Махатма. Вольные фантазии из жизни самого неизвестного человека - стр. 28
Хоть Россия расположена довольно-таки далеко от Парижа, русская пословица «Человек предполагает, а Бог располагает» действительна повсеместно; возможно, эта истина и у других народов находит своё отображение. Предположения Вальди о грядущих цирковых доходах и мирном проживании во времянке, с цветочницей, не оправдались: спустя два месяца после появления Хавкина на манеже он получил долгожданное сообщение: в институте Пастера для ученика Мечникова открылась вакансия помощника библиотекаря.

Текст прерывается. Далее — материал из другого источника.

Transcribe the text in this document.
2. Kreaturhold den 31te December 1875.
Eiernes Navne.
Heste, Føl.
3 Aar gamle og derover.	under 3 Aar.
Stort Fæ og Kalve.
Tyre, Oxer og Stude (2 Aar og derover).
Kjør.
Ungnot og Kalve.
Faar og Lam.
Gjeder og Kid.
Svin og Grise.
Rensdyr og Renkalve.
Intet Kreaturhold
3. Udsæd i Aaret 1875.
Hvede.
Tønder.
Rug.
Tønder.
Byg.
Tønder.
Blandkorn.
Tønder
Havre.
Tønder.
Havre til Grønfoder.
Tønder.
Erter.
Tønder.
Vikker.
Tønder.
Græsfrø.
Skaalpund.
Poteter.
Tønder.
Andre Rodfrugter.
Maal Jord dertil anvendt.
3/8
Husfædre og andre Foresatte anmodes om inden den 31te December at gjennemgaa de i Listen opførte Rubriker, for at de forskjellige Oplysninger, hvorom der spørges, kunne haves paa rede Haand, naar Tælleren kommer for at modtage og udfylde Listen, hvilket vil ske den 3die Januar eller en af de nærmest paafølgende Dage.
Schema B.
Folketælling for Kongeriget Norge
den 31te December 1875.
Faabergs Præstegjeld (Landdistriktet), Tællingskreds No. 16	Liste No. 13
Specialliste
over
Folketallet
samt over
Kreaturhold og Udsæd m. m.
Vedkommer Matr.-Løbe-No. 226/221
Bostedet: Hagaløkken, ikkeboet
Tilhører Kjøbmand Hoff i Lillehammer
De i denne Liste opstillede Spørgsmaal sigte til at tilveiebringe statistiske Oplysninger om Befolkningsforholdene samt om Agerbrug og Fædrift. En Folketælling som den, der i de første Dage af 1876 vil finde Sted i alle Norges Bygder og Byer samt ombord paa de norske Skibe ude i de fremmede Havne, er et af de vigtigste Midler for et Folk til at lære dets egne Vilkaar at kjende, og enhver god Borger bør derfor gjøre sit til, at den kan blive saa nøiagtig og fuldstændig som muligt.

Люсиль эта новость ничуть не окрылила. Разгрузка туш плюс цирковой приварок – вот это было занятием для настоящего мужчины, каким заграничный Вальдемар, без вариантов, выглядел в глазах цветочницы. И тут, как гром с ясного неба, эти книги, эта грошовая служба то ли в больнице для нищих, то ли в госпитале для зверей! Восторженные объяснения Хавкина в пользу борьбы с заразными болезнями и облегчения участи всех людей без исключения не находили отклика в душе безутешной Люсиль: заразы она не боялась, а облегчение участи всем без разбора людям считала грубой ошибкой.
– Мы не должны думать лишь о себе, – увещевал Вальди цветочницу. – Человек на то и человек, чтоб стремиться сделать мир лучше для всех! Таская туши на рынке, этого не добьёшься. Только наука, поверь ты мне, Люсиль, приведёт нас к успеху.

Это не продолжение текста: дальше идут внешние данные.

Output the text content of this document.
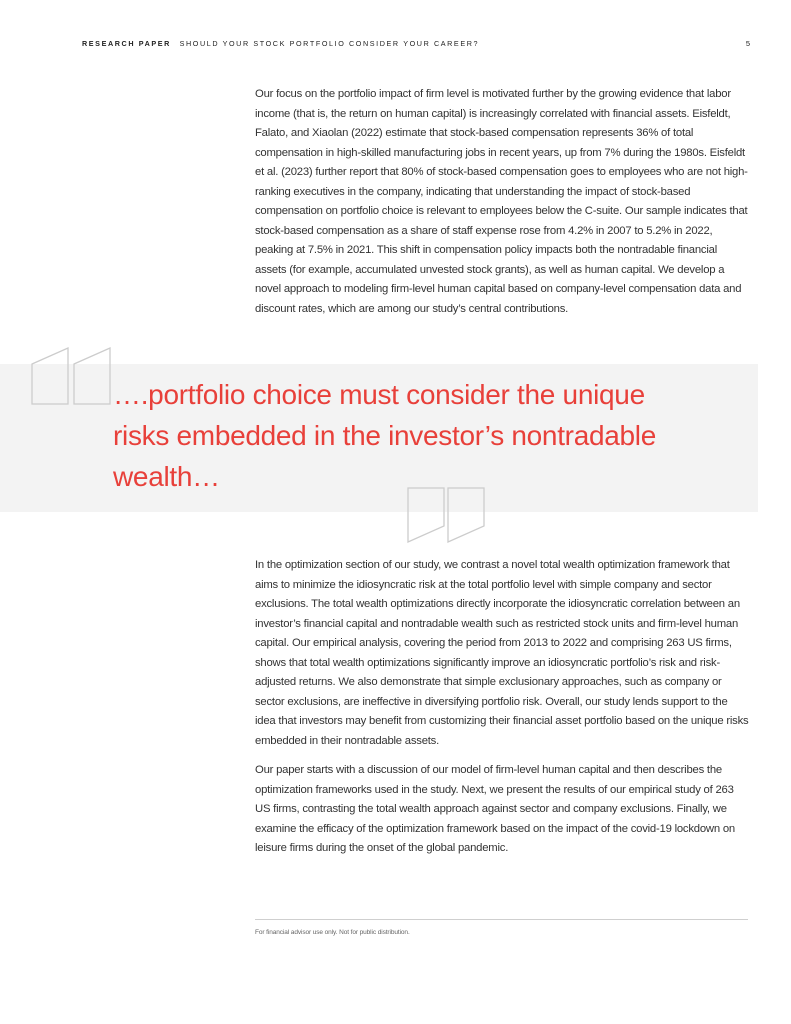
RESEARCH PAPER SHOULD YOUR STOCK PORTFOLIO CONSIDER YOUR CAREER?	5

Our focus on the portfolio impact of firm level is motivated further by the growing evidence that labor income (that is, the return on human capital) is increasingly correlated with financial assets. Eisfeldt, Falato, and Xiaolan (2022) estimate that stock-based compensation represents 36% of total compensation in high-skilled manufacturing jobs in recent years, up from 7% during the 1980s. Eisfeldt et al. (2023) further report that 80% of stock-based compensation goes to employees who are not high-ranking executives in the company, indicating that understanding the impact of stock-based compensation on portfolio choice is relevant to employees below the C-suite. Our sample indicates that stock-based compensation as a share of staff expense rose from 4.2% in 2007 to 5.2% in 2022, peaking at 7.5% in 2021. This shift in compensation policy impacts both the nontradable financial assets (for example, accumulated unvested stock grants), as well as human capital. We develop a novel approach to modeling firm-level human capital based on company-level compensation data and discount rates, which are among our study’s central contributions.

….portfolio choice must consider the unique risks embedded in the investor’s nontradable wealth…

In the optimization section of our study, we contrast a novel total wealth optimization framework that aims to minimize the idiosyncratic risk at the total portfolio level with simple company and sector exclusions. The total wealth optimizations directly incorporate the idiosyncratic correlation between an investor’s financial capital and nontradable wealth such as restricted stock units and firm-level human capital. Our empirical analysis, covering the period from 2013 to 2022 and comprising 263 US firms, shows that total wealth optimizations significantly improve an idiosyncratic portfolio’s risk and risk-adjusted returns. We also demonstrate that simple exclusionary approaches, such as company or sector exclusions, are ineffective in diversifying portfolio risk. Overall, our study lends support to the idea that investors may benefit from customizing their financial asset portfolio based on the unique risks embedded in their nontradable assets.

Our paper starts with a discussion of our model of firm-level human capital and then describes the optimization frameworks used in the study. Next, we present the results of our empirical study of 263 US firms, contrasting the total wealth approach against sector and company exclusions. Finally, we examine the efficacy of the optimization framework based on the impact of the covid-19 lockdown on leisure firms during the onset of the global pandemic.

For financial advisor use only. Not for public distribution.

Но Люсиль и не думала верить пустым уговорам, у неё была иная точка зрения на предмет; устройство мира приходилось ей вполне по вкусу, а намерение Вальдемара бросить работу ради чтения книг за грошовое жалованье приводило в исступление. Когда расходившаяся цветочница не бушевала и не скандалила, она ворчала себе под нос и грызла своего русского, и это житейское занятие более всего изводило Хавкина. Лёжа на дощатом топчане, под лоскутным одеялом, он иногда с благодарностью вспоминал Асю, оставшуюся на одесском берегу.
Долгожданную работу Хавкин принял как дар небес, вопреки тревожным сомнениям нашедший-таки адресата. Конечно, помощник библиотекаря – это не экспериментатор над окуляром микроскопа, с чашкой Петри на лабораторном столе. Но, главное, двери института Пастера теперь распахнулись перед ним, как златые ворота Сезама.

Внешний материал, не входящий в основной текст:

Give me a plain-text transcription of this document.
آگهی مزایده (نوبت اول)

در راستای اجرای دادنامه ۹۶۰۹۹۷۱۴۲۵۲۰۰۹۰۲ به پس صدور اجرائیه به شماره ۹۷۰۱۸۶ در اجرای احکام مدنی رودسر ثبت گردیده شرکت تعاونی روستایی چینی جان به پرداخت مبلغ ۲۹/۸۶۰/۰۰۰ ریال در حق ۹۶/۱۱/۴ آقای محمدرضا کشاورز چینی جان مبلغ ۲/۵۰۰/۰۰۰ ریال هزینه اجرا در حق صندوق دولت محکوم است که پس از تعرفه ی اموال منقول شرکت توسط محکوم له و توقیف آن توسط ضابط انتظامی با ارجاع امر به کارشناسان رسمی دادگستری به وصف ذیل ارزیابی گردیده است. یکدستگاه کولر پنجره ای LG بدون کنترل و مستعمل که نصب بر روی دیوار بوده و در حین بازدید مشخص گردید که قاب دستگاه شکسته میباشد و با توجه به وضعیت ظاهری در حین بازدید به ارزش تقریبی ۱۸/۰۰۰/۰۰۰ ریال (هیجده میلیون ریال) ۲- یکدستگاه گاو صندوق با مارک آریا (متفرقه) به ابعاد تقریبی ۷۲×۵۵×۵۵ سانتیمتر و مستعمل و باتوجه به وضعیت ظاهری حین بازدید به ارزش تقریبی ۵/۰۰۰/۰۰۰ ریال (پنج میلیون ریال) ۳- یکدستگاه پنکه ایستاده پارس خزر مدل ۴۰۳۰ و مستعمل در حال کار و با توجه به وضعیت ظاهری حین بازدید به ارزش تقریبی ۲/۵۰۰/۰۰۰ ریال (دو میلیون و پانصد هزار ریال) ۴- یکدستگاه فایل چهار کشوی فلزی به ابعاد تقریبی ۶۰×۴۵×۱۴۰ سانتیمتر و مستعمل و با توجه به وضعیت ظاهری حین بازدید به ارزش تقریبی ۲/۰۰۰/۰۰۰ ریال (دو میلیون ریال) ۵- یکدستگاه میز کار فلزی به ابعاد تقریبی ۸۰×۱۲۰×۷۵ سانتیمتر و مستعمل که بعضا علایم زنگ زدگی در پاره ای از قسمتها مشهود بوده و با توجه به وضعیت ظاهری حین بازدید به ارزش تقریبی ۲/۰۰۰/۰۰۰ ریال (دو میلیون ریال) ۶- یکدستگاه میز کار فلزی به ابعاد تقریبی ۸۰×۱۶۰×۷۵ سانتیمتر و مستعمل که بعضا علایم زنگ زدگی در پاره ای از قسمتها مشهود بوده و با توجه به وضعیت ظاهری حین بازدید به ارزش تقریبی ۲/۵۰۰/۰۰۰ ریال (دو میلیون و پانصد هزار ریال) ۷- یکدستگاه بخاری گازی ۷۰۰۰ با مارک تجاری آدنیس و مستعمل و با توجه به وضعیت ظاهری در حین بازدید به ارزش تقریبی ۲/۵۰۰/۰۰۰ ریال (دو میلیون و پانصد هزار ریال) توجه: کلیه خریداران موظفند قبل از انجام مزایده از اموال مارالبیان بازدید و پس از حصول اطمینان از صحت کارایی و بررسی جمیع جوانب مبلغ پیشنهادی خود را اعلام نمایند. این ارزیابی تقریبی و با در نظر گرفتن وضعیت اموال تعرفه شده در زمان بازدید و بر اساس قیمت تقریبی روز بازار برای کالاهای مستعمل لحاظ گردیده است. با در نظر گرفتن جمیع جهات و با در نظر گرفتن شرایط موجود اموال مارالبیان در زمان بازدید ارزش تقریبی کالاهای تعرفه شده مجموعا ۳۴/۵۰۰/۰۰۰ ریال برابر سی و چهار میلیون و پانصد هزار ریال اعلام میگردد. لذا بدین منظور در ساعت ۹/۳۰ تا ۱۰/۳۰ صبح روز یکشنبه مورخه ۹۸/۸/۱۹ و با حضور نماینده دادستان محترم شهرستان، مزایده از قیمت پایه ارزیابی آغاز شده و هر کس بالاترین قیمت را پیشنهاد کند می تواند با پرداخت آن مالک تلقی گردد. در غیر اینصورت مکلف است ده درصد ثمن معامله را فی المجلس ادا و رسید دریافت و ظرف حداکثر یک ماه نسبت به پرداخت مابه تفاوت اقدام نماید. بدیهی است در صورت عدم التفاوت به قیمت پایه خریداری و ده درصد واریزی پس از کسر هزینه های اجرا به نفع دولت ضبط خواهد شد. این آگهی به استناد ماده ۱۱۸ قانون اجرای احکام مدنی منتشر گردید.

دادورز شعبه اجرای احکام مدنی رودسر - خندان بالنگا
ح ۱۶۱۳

Библиотека примыкала к микробиологической лаборатории, и в этом Хавкин, начисто лишённый суеверия, разглядел, однако, добрый знак. Судьба благоволила к нему, это тоже было ясно: вначале бескровный побег из России, потом такая славная остановка в Лозанне, затем Париж – цветочная Люсиль, мясные туши и цирковые аплодисменты. И, наконец, новая реальность наступила: институт, где сразу после закрытия библиотеки, по вечерам и ночью, хоть до самого рассвета, можно работать в соседней с библиотекой лаборатории – микроскоп, пробирки, реторты и колбы, шпатели и пипетки. Всё, что душа пожелает, и о чём можно было только мечтать!